Helping Robots Learn By Letting Them Fail

The [MIT Technology Review] has just released its annual list of the top innovators under the age of 35, and there are some interesting people on this list of the annoyingly accomplished at a young age. Like [Lerrel Pinto], an associate professor of computer science at NY University. His work focuses on teaching robots how to do things in the home by failing.

To do this, he set up an example home in his lab, amusingly filled with kids’ toy versions of appliances like ovens, and then asked a robot to perform tasks like warming his lunch. [Lerrel] had given the robot a primer, a machine learning model based on 30-second videos of his students performing some of the tasks using the same tools that the robot would have, such as robot hands, fish slices, etc. Then he left them to it, trying to perform the tasks for 24 hours a day and judging their own performance.

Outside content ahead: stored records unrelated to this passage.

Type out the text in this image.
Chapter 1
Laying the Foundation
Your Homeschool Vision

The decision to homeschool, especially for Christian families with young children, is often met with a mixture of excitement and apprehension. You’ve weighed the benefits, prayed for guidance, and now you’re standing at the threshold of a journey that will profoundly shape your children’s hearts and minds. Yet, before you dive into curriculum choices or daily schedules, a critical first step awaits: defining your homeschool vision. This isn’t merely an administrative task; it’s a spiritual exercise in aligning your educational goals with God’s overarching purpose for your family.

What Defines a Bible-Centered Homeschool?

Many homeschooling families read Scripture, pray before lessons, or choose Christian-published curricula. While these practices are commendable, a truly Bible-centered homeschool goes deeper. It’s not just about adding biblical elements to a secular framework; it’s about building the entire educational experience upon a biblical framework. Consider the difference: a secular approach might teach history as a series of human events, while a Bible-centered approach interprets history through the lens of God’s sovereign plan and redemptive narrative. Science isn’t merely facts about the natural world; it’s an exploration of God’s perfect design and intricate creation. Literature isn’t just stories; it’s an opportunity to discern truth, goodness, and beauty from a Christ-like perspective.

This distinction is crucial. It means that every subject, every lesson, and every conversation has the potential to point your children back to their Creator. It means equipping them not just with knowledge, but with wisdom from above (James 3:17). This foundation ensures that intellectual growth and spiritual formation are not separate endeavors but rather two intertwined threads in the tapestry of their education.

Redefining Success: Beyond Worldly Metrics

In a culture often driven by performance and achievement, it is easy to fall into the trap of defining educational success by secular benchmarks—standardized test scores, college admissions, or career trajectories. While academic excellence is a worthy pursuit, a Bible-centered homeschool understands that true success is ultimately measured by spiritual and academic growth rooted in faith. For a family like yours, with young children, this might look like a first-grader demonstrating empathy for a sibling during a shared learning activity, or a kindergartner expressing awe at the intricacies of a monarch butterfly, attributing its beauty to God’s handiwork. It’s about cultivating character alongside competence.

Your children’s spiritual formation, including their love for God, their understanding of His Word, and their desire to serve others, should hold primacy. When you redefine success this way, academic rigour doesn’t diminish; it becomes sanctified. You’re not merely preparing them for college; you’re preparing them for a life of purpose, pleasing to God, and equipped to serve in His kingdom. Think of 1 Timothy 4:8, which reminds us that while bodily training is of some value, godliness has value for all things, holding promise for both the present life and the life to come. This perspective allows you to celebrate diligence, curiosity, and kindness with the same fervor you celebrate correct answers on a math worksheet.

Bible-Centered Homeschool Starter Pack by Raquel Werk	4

This technique is called reinforcement learning, where the machine learning system tries something, considers how close it got to the example, and then tries something slightly different. He published the results in a paper entitled “Teach a Robot to FISH“, based on the old saying give a man a fish, and you feed him for a day. Teach him to fish and you will feed him for life. This paper is well worth reading, mainly as it includes lots of examples of how the tasks were broken down and trained. There is also an interesting video of a talk that [Lerrel] did for a presentation to the CMU Robotics Initiative.

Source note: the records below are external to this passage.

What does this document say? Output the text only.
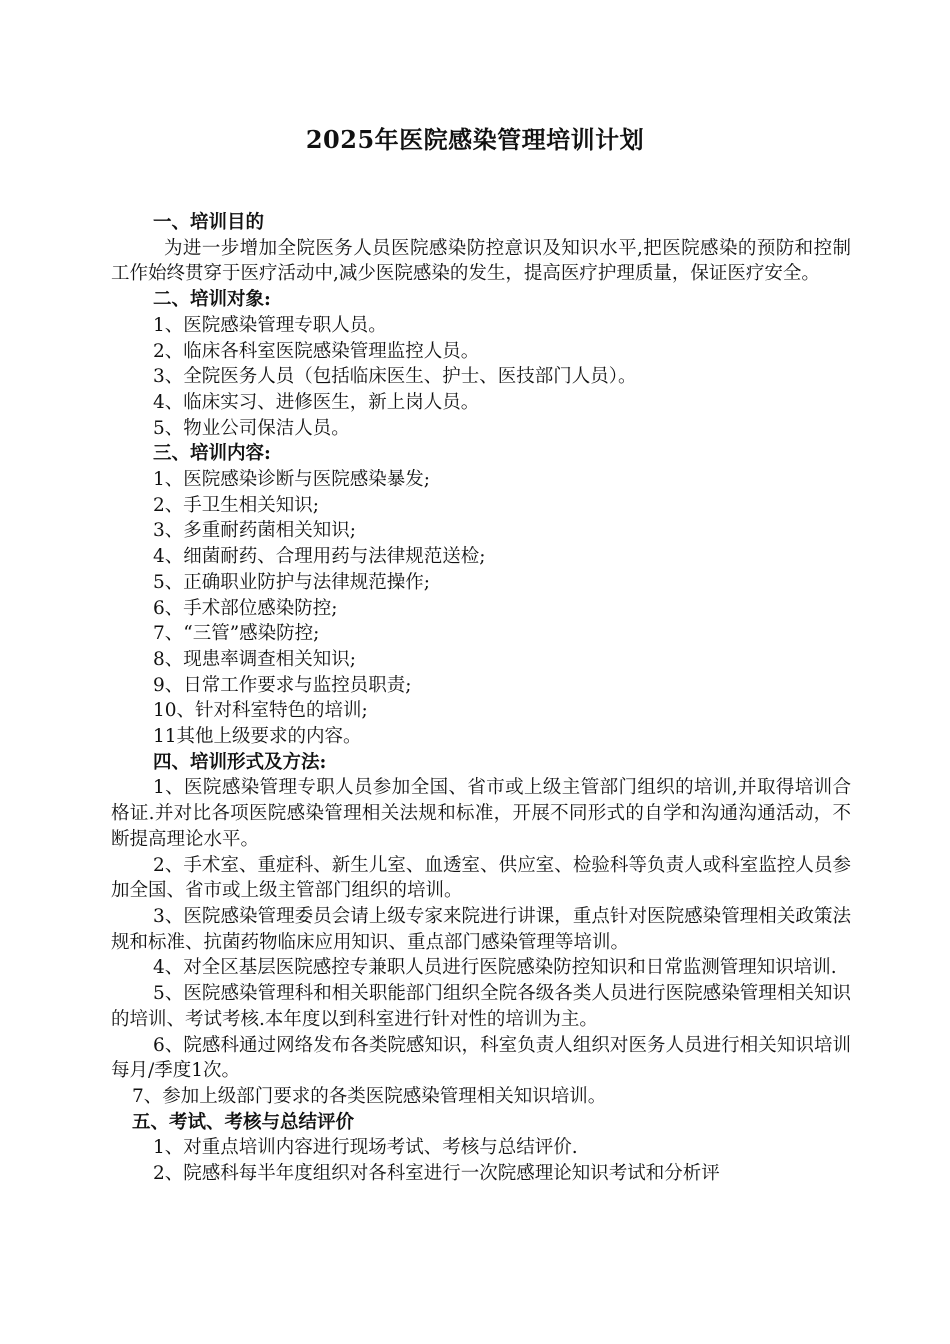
2025年医院感染管理培训计划
一、培训目的
为进一步增加全院医务人员医院感染防控意识及知识水平,把医院感染的预防和控制工作始终贯穿于医疗活动中,减少医院感染的发生，提高医疗护理质量，保证医疗安全。
二、培训对象:
1、医院感染管理专职人员。
2、临床各科室医院感染管理监控人员。
3、全院医务人员（包括临床医生、护士、医技部门人员）。
4、临床实习、进修医生，新上岗人员。
5、物业公司保洁人员。
三、培训内容:
1、医院感染诊断与医院感染暴发;
2、手卫生相关知识;
3、多重耐药菌相关知识;
4、细菌耐药、合理用药与法律规范送检;
5、正确职业防护与法律规范操作;
6、手术部位感染防控;
7、“三管”感染防控;
8、现患率调查相关知识;
9、日常工作要求与监控员职责;
10、针对科室特色的培训;
11其他上级要求的内容。
四、培训形式及方法:
1、医院感染管理专职人员参加全国、省市或上级主管部门组织的培训,并取得培训合格证.并对比各项医院感染管理相关法规和标准，开展不同形式的自学和沟通沟通活动，不断提高理论水平。
2、手术室、重症科、新生儿室、血透室、供应室、检验科等负责人或科室监控人员参加全国、省市或上级主管部门组织的培训。
3、医院感染管理委员会请上级专家来院进行讲课，重点针对医院感染管理相关政策法规和标准、抗菌药物临床应用知识、重点部门感染管理等培训。
4、对全区基层医院感控专兼职人员进行医院感染防控知识和日常监测管理知识培训.
5、医院感染管理科和相关职能部门组织全院各级各类人员进行医院感染管理相关知识的培训、考试考核.本年度以到科室进行针对性的培训为主。
6、院感科通过网络发布各类院感知识，科室负责人组织对医务人员进行相关知识培训每月/季度1次。
7、参加上级部门要求的各类医院感染管理相关知识培训。
五、考试、考核与总结评价
1、对重点培训内容进行现场考试、考核与总结评价.
2、院感科每半年度组织对各科室进行一次院感理论知识考试和分析评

EDIT 9/20/23: fixed link to the Arvix paper and the YouTube video.

12 thoughts on “Helping Robots Learn By Letting Them Fail

  1. @Richard Baguley said: “Helping Robots Learn By Letting Them Fail”

    That’s what Elon has been doing for years with the never-ending ridiculously over-priced problem called: “Full-Self-Driving” (FSD).

  2. @Mystick To people being aloud to fail. They did this back in the 70’s and again in the 90’s. The children that didn’t fail was put together and the one that did were also put together. The peruse was to see how fast the children would learn if they were put with like minds. But they didn’t take in account the children need to be superior over the other children. The lesser children learn to work together fast while the smarter children started to compete. And eventually the other’s just quit from the Constance fighting. They later did some thing like this in the 90’s to see what child would grow up to be a leader and who would follow. That experiment seem to work out better. It just seem that some children didn’t mind being lead. Which is why we are in the predicament today. The children today would rather follow and not stand out.